Yeo Valley Organic, the UK-based organic dairy products producer, has revamped the packaging for its yoghurt brand in a bid to become the number three player in the British yoghurt market.
The culmination of a wide ranging product development programme and extensive research with the company's widening consumer base, the relaunch incorporates not only new packaging for the brand, but also a new logo and new products. It will be backed by an advertising and promotional campaign from mid May.
Yeo Valley Organic's growth has been phenomenal in the last few years, leapfrogging longer established conventional dairy brands such as St Ivel, Onken and Danone. The company cited recent data which showed that it was the fastest-growing brand during the last 12 months, with year on year growth of 30 per cent. This has now lifted it ahead of Yoplait, making it the fourth biggest brand in the £670 million yoghurt market.
Announcing the relaunch plans, Yeo Valley Organic marketing director Ben Cull said: "Most people are surprised that an organic brand has reached the number four position in a major grocery market. Our aim now is to maintain our growth rate. If we do, then we should end the year within reach of the number three position.
"Organic has been the most dynamic sector of the yoghurt market since the late 1990s and we now account for 54 per cent of the organic dairy business - with a brand share five times that of our nearest organic rival. As the major player, it is important that we lead development in the future and that is what we are doing with this project."

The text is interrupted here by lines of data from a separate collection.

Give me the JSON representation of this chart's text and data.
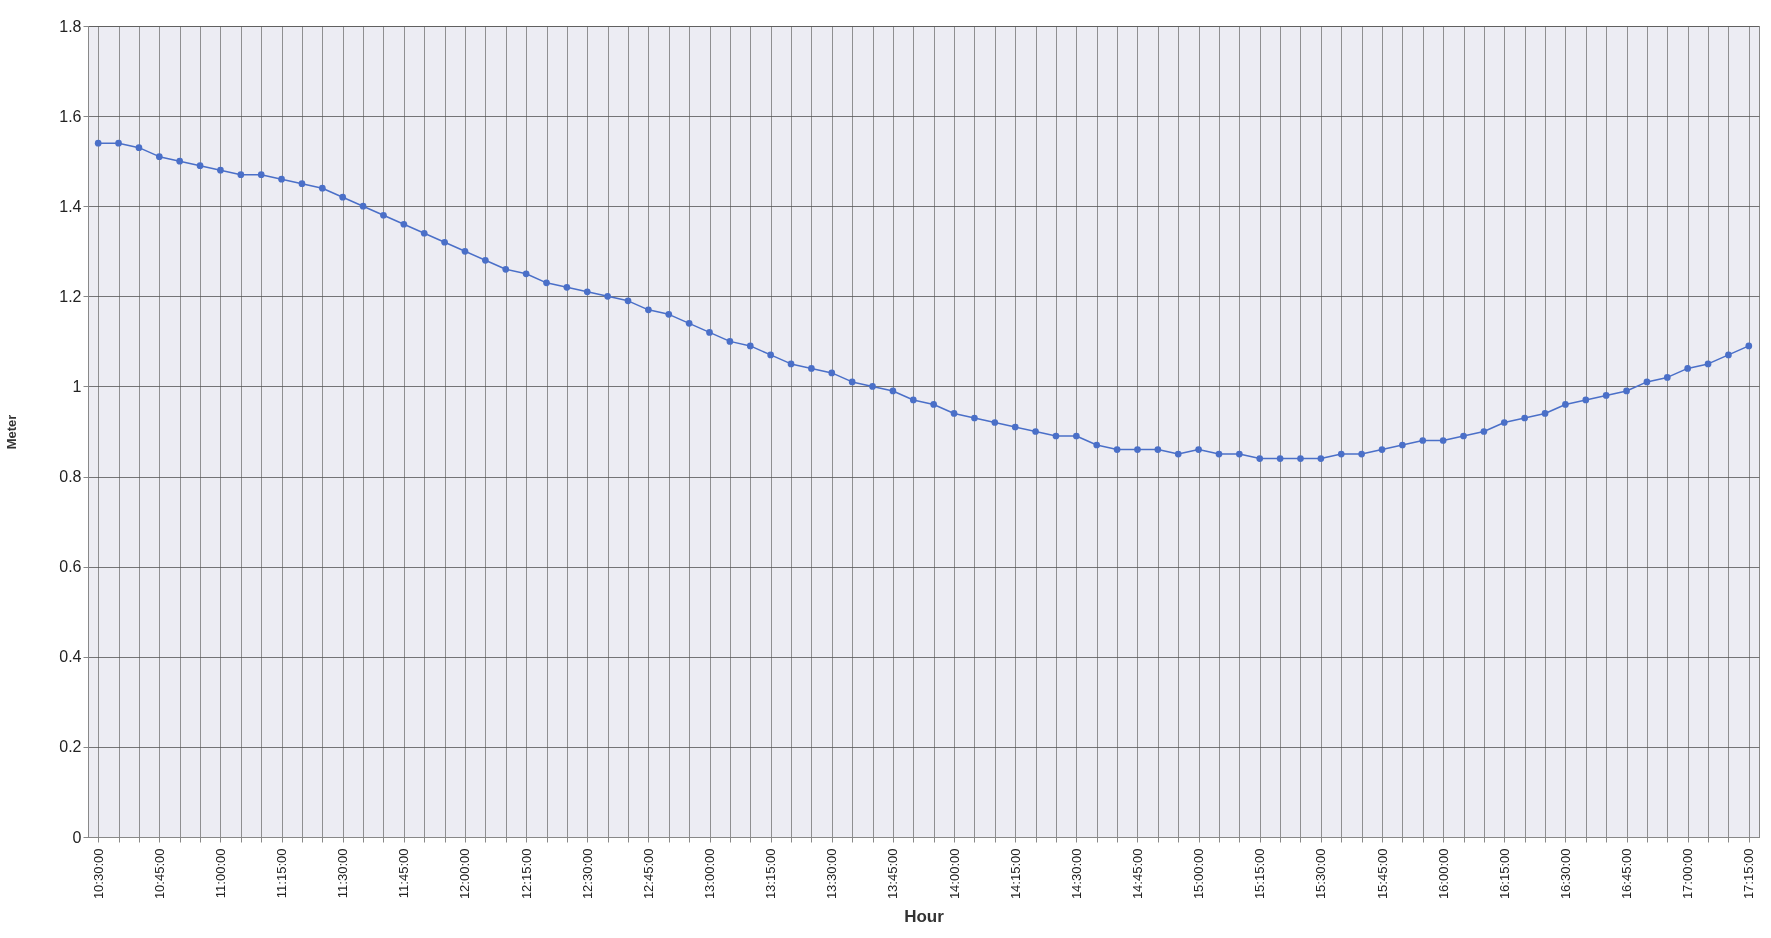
{
  "chart_data": {
    "type": "line",
    "xlabel": "Hour",
    "ylabel": "Meter",
    "categories": [
      "10:30:00",
      null,
      null,
      "10:45:00",
      null,
      null,
      "11:00:00",
      null,
      null,
      "11:15:00",
      null,
      null,
      "11:30:00",
      null,
      null,
      "11:45:00",
      null,
      null,
      "12:00:00",
      null,
      null,
      "12:15:00",
      null,
      null,
      "12:30:00",
      null,
      null,
      "12:45:00",
      null,
      null,
      "13:00:00",
      null,
      null,
      "13:15:00",
      null,
      null,
      "13:30:00",
      null,
      null,
      "13:45:00",
      null,
      null,
      "14:00:00",
      null,
      null,
      "14:15:00",
      null,
      null,
      "14:30:00",
      null,
      null,
      "14:45:00",
      null,
      null,
      "15:00:00",
      null,
      null,
      "15:15:00",
      null,
      null,
      "15:30:00",
      null,
      null,
      "15:45:00",
      null,
      null,
      "16:00:00",
      null,
      null,
      "16:15:00",
      null,
      null,
      "16:30:00",
      null,
      null,
      "16:45:00",
      null,
      null,
      "17:00:00",
      null,
      null,
      "17:15:00"
    ],
    "values": [
      1.54,
      1.54,
      1.53,
      1.51,
      1.5,
      1.49,
      1.48,
      1.47,
      1.47,
      1.46,
      1.45,
      1.44,
      1.42,
      1.4,
      1.38,
      1.36,
      1.34,
      1.32,
      1.3,
      1.28,
      1.26,
      1.25,
      1.23,
      1.22,
      1.21,
      1.2,
      1.19,
      1.17,
      1.16,
      1.14,
      1.12,
      1.1,
      1.09,
      1.07,
      1.05,
      1.04,
      1.03,
      1.01,
      1.0,
      0.99,
      0.97,
      0.96,
      0.94,
      0.93,
      0.92,
      0.91,
      0.9,
      0.89,
      0.89,
      0.87,
      0.86,
      0.86,
      0.86,
      0.85,
      0.86,
      0.85,
      0.85,
      0.84,
      0.84,
      0.84,
      0.84,
      0.85,
      0.85,
      0.86,
      0.87,
      0.88,
      0.88,
      0.89,
      0.9,
      0.92,
      0.93,
      0.94,
      0.96,
      0.97,
      0.98,
      0.99,
      1.01,
      1.02,
      1.04,
      1.05,
      1.07,
      1.09
    ],
    "color": "#4a6fc8",
    "ylim": [
      0,
      1.8
    ],
    "yticks": [
      0,
      0.2,
      0.4,
      0.6,
      0.8,
      1,
      1.2,
      1.4,
      1.6,
      1.8
    ],
    "grid": true,
    "marker": "circle",
    "line_style": "solid"
  }
}
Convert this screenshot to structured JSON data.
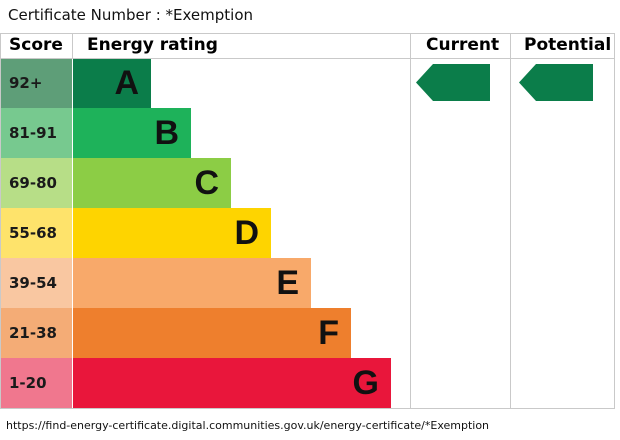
{
  "certificate_label": "Certificate Number : *Exemption",
  "headers": {
    "score": "Score",
    "energy_rating": "Energy rating",
    "current": "Current",
    "potential": "Potential"
  },
  "bands": [
    {
      "score": "92+",
      "letter": "A",
      "bar_color": "#0b7d4a",
      "score_color": "#5e9e78"
    },
    {
      "score": "81-91",
      "letter": "B",
      "bar_color": "#1eb25a",
      "score_color": "#77c98f"
    },
    {
      "score": "69-80",
      "letter": "C",
      "bar_color": "#8ccd45",
      "score_color": "#b7de87"
    },
    {
      "score": "55-68",
      "letter": "D",
      "bar_color": "#fed400",
      "score_color": "#fee36b"
    },
    {
      "score": "39-54",
      "letter": "E",
      "bar_color": "#f8a96a",
      "score_color": "#f9c7a1"
    },
    {
      "score": "21-38",
      "letter": "F",
      "bar_color": "#ee7f2d",
      "score_color": "#f4ac76"
    },
    {
      "score": "1-20",
      "letter": "G",
      "bar_color": "#e9163b",
      "score_color": "#f0778e"
    }
  ],
  "current_indicator": {
    "band": "A",
    "color": "#0b7d4a"
  },
  "potential_indicator": {
    "band": "A",
    "color": "#0b7d4a"
  },
  "footer_url": "https://find-energy-certificate.digital.communities.gov.uk/energy-certificate/*Exemption"
}
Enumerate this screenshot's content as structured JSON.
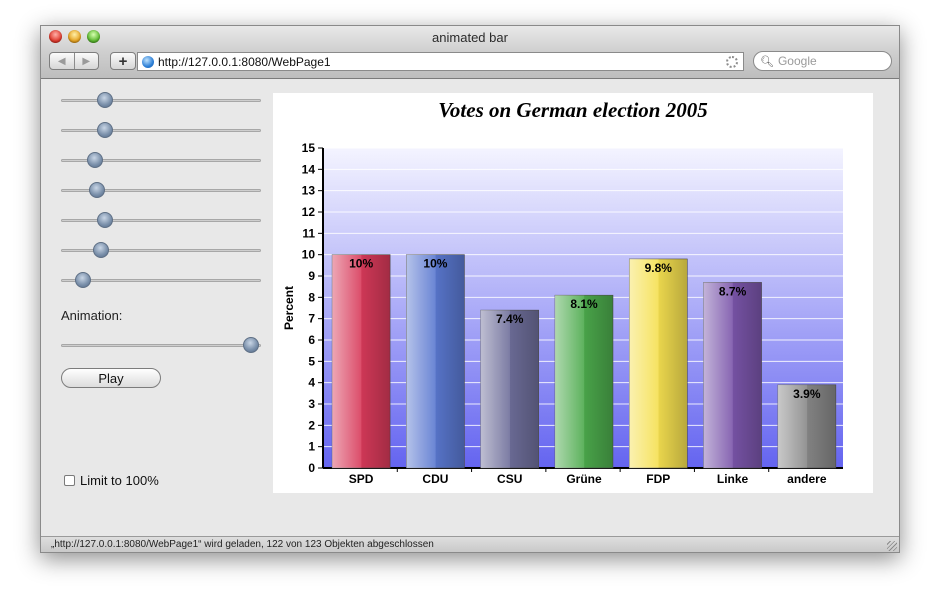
{
  "window": {
    "title": "animated bar",
    "url": "http://127.0.0.1:8080/WebPage1",
    "search_placeholder": "Google",
    "status": "„http://127.0.0.1:8080/WebPage1“ wird geladen, 122 von 123 Objekten abgeschlossen",
    "icons": [
      "back-icon",
      "forward-icon",
      "plus-icon",
      "globe-icon",
      "spinner-icon",
      "search-icon",
      "resize-grip-icon"
    ]
  },
  "controls": {
    "sliders": [
      0.22,
      0.22,
      0.17,
      0.18,
      0.22,
      0.2,
      0.11
    ],
    "animation_label": "Animation:",
    "animation_value": 0.95,
    "play_label": "Play",
    "limit_label": "Limit to 100%",
    "limit_checked": false
  },
  "chart_data": {
    "type": "bar",
    "title": "Votes on German election 2005",
    "xlabel": "",
    "ylabel": "Percent",
    "ylim": [
      0,
      15
    ],
    "yticks": [
      0,
      1,
      2,
      3,
      4,
      5,
      6,
      7,
      8,
      9,
      10,
      11,
      12,
      13,
      14,
      15
    ],
    "grid": true,
    "categories": [
      "SPD",
      "CDU",
      "CSU",
      "Grüne",
      "FDP",
      "Linke",
      "andere"
    ],
    "values": [
      10,
      10,
      7.4,
      8.1,
      9.8,
      8.7,
      3.9
    ],
    "data_labels": [
      "10%",
      "10%",
      "7.4%",
      "8.1%",
      "9.8%",
      "8.7%",
      "3.9%"
    ],
    "colors": [
      "#d83a5a",
      "#5a78d0",
      "#6e6e9a",
      "#4caa4c",
      "#f5e050",
      "#7a55aa",
      "#888888"
    ]
  }
}
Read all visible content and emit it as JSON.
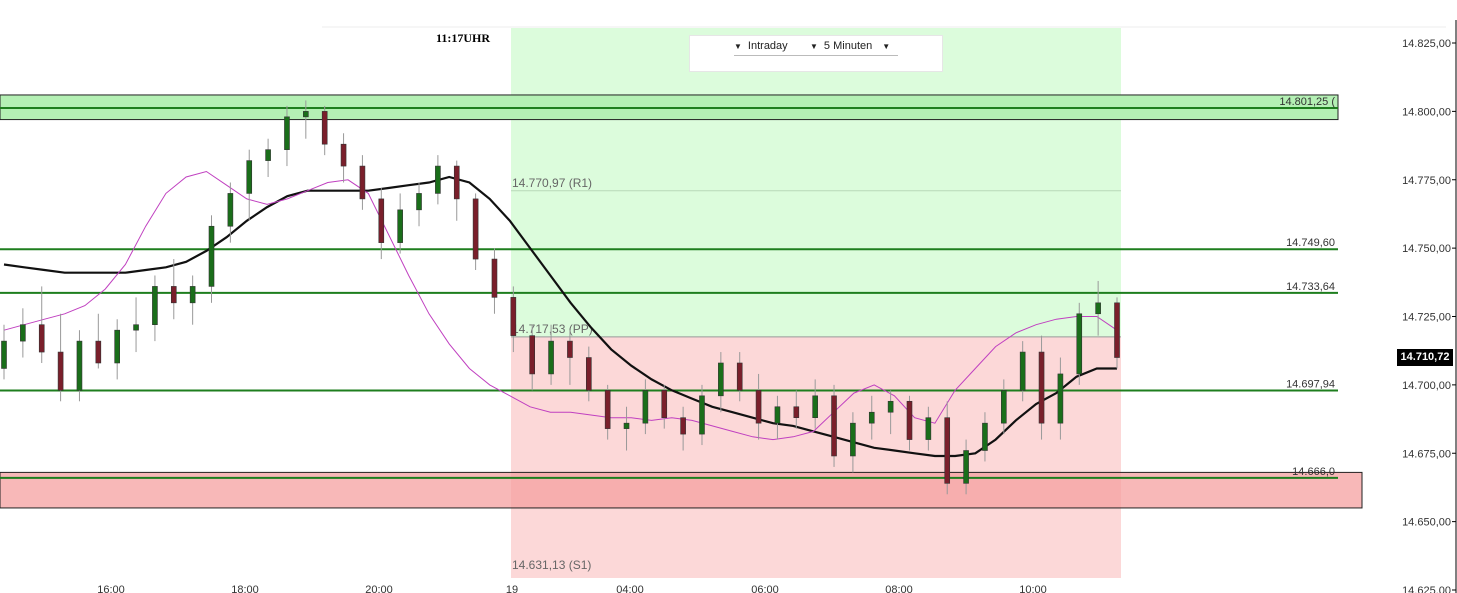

He said that much of the growth in the last year had come from the expansion in the Yeo Valley range, which now includes butter, desserts and ice cream, and the number of products will once again be increased this month. But this too has its own challenges.
"We needed a new iconic look that would help shoppers to navigate to us easily, no matter where our products are in the dairy fixture," said Cull. "Our research had shown that a lot of consumers feel organic packaging is generic. We felt that as the brand leader, we needed to respond to this by creating a new design standard. The new identity has been developed to set us apart from everyone else and to give us a strong distinctive look."
He continued: "We have the organic market's strongest brand loyalty by far and the new design will work effectively right across our product range, helping people to find us more easily no matter where we are in the dairy fixture.
"The 'natural' look that many organic companies adopted at the start is now too worthy for the mass market. What the majority of consumers want are additive-free, organic products which look like those that they normally buy, but that taste better, cleaner and more natural. That's what we are offering," Cull claimed.
An important part of the relaunch is expansion of Yeo Valley Organic's range of four pot cluster packs. Four-packs are currently the fastest developing part of the yoghurt market and to match the growing demand, the company is widening its range of fat-free and adult indulgent yoghurts selections from four to seven, introducing new products such as Smoothies Selection, Tropical Treats and Greek yoghurts with strawberries and honey.
"We are also following up the success of our award winning Pot Au Chocolat and Pannacotta luxury desserts with innovative developments like fruited crème fraiche recipes and the launch of an adult fromage frais dessert. These are highly fruited and based on our premise of simple things done well."
Yeo Valley is not the only company trying to carve a niche for itself in this fast growing segment of the British dairy market. Yesterday we reported that one the largest US organic dairy producers, Horizon Organic, was to step up its presence in the UK market via a joint venture with Yoplait Dairy Crest - also focusing initially on the four-pack segment.